You may see the following symptoms:

  • Black or dark brown, superficial fungal growth on the aerial parts of plants, particularly the upper leaf surfaces
  • The amount of growth can vary from a fine soot-like or powdery deposit, to a thick sheet of growth that may crack or peel away from the leaf surface during dry conditions
  • The growth can sometimes be washed away, leaving a healthy-looking leaf surface beneath
  • Sap-sucking insects such as aphids, scale insects, mealybugs or whiteflies can often be found on the plant, above the point where the sooty mould is growing
  • In some cases these insects may occur on plants that overhang those affected with sooty mould
  • Ants may also be seen in association with the sap-sucking insects
  • Leaves, stems, fruit, etc. where the sooty moulds are growing are contaminated with sticky honeydew


Non-chemical control

  • Wiping or sponging affected leaves and other plant parts with water is sometimes enough to remove the sooty mould growth.

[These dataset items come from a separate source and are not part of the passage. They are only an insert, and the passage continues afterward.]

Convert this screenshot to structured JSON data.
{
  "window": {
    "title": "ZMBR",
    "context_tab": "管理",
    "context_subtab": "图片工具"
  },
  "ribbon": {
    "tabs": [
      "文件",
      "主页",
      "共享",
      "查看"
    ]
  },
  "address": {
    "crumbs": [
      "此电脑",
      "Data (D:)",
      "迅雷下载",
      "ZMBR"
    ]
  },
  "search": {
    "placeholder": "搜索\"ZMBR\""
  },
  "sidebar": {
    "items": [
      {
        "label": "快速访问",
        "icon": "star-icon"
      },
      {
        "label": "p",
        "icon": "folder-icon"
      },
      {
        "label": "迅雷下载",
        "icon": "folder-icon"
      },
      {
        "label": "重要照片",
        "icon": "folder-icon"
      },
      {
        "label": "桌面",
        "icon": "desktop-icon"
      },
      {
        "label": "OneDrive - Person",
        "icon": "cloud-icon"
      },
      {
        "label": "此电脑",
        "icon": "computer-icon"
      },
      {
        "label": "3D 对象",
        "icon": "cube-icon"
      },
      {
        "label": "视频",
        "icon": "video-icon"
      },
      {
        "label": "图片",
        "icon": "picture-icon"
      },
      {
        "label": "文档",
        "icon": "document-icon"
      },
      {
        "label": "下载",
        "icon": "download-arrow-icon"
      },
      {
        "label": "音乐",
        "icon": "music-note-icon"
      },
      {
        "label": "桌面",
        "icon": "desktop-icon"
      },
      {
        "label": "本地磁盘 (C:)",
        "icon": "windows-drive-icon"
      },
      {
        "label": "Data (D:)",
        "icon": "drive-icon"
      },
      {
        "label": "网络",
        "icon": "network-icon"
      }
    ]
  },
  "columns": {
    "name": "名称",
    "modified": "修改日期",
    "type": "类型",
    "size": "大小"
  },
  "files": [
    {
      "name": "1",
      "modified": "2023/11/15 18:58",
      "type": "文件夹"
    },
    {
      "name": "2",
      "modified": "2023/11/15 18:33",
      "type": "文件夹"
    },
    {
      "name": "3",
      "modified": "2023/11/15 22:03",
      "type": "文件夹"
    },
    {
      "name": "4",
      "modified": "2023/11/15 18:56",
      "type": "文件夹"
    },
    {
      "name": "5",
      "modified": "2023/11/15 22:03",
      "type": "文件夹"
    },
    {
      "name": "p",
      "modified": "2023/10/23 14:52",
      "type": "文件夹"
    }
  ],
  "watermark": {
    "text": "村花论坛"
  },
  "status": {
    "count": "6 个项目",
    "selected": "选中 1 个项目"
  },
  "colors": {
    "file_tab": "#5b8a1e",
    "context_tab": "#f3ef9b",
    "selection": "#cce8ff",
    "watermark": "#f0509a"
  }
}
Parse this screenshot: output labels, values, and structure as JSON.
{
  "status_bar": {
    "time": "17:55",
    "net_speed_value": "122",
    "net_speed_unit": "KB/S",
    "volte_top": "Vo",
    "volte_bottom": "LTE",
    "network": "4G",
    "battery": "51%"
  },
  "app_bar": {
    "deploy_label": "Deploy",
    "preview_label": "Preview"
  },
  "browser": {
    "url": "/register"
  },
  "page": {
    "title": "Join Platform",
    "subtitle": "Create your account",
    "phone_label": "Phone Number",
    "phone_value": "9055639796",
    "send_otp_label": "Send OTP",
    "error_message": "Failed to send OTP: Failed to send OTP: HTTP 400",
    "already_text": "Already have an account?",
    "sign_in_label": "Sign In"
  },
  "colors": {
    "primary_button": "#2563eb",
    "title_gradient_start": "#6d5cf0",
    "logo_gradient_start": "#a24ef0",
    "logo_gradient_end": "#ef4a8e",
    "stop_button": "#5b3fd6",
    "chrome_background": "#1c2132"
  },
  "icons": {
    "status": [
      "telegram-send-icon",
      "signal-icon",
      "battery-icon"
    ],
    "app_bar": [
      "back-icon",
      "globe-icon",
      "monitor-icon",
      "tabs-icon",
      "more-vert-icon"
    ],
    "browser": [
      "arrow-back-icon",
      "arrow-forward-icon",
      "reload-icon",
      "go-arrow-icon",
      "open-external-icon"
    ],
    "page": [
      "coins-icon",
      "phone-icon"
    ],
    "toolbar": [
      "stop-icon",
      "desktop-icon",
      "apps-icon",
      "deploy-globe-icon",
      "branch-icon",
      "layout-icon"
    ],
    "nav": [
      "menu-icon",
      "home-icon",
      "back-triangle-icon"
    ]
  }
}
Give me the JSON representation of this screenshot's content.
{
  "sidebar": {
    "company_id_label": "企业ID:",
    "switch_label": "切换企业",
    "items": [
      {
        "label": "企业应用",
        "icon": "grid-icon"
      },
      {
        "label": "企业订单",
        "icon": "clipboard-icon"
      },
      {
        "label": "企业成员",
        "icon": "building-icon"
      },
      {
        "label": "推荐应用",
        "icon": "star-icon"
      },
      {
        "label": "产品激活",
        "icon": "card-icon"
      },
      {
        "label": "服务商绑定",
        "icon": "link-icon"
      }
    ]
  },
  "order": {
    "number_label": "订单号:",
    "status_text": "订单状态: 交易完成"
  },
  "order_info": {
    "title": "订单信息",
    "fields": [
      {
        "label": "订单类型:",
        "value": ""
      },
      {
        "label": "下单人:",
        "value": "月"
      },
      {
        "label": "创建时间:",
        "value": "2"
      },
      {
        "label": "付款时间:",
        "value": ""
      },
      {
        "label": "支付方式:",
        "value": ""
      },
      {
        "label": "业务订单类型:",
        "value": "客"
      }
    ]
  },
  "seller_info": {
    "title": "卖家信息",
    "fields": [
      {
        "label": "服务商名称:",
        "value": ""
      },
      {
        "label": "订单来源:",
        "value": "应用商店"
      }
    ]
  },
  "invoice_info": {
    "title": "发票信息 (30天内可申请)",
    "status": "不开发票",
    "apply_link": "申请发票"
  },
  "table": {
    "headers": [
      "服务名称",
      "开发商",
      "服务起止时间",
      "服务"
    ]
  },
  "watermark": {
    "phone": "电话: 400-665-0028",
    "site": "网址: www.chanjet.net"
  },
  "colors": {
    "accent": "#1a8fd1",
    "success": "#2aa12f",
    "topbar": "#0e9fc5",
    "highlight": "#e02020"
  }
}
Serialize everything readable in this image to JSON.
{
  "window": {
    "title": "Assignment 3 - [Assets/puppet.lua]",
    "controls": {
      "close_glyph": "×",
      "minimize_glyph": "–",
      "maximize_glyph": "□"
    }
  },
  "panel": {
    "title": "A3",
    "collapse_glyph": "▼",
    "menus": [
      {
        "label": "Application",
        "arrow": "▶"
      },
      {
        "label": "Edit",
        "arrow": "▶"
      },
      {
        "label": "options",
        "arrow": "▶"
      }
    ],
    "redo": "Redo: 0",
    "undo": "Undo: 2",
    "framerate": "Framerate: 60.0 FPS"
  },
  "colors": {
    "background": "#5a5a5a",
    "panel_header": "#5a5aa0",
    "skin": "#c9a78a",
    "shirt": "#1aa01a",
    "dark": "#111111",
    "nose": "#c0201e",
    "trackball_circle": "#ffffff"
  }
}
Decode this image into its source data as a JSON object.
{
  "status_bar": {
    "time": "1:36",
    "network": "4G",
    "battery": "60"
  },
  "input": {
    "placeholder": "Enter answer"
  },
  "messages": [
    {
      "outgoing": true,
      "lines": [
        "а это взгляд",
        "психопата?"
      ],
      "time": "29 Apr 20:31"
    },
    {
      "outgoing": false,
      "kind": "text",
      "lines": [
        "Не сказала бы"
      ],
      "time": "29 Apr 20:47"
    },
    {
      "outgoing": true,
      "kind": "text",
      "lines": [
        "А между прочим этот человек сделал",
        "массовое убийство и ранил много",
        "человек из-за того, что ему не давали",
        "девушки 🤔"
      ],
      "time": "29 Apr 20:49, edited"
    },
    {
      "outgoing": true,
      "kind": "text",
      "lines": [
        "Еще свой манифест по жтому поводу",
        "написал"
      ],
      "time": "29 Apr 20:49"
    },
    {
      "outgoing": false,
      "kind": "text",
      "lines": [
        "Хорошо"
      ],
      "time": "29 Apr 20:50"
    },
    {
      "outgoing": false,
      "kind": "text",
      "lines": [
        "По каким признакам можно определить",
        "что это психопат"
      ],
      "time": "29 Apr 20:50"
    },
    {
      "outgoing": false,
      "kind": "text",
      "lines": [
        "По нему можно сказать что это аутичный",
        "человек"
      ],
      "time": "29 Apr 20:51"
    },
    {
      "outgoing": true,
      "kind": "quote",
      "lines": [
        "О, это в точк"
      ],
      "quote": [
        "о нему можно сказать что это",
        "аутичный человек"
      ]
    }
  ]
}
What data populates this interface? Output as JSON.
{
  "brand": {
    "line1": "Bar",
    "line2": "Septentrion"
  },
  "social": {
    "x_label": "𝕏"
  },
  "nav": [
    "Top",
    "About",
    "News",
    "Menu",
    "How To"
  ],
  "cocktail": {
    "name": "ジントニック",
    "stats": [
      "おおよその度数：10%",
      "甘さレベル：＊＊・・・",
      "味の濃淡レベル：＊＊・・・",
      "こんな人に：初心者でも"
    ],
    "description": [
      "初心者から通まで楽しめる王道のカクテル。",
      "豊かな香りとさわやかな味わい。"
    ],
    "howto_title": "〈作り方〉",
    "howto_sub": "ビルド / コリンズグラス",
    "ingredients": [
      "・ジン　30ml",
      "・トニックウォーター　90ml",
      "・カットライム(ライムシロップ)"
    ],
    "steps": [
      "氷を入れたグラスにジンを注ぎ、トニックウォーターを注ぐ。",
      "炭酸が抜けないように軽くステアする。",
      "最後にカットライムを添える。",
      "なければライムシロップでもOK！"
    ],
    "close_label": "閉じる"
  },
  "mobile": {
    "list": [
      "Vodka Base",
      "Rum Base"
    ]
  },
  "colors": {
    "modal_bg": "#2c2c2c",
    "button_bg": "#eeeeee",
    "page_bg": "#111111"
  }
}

However, if the source of the problem is not dealt with then the growth will develop again
  • Avoid adding strong soaps or detergents to the water as these can scorch foliage
  • Lukewarm water can be more effective
  • Heavy coverage can take some weeks or months to be washed away by rain even if the insect producing the honeydew has been controlled

Chemical control

Chemical control of the sooty mould growth itself is not required. However, control of the sap-sucking insect responsible for the honeydew on which the mould is growing may, depending on the gardener's approach, involve the use of pesticides.

See our advice on these links for all options for controlling aphids, scale insects, mealybugs or whiteflies.


Sooty moulds are surface contaminants – they do not attack the plant directly. They require a nutrient source on which to grow, and this is most commonly the honeydew excreted by a number of sap-sucking insects (e.g. aphids, mealybugs, scale insects, whiteflies). Droplets of honeydew are shed by these insects and fall onto surfaces below where they are feeding. This is frequently the upper surface of leaves, but can also be stems, branches, fruit, etc., and also any other objects situated below.

Honeydew contains high levels of sugars and a range of other nutrients. The sooty mould fungi use these for growth. Sooty mould growth is most prevalent where air circulation is poor and humidity high, providing periods of extended wetness (although heavy rain may sometimes wash the growth from the leaf surface).

Occasionally, sooty mould growth develops on sugary, sticky exudates produced by the leaves of the plant itself. Certain plants (e.g. some Cistus species) are more likely to produce such exudates.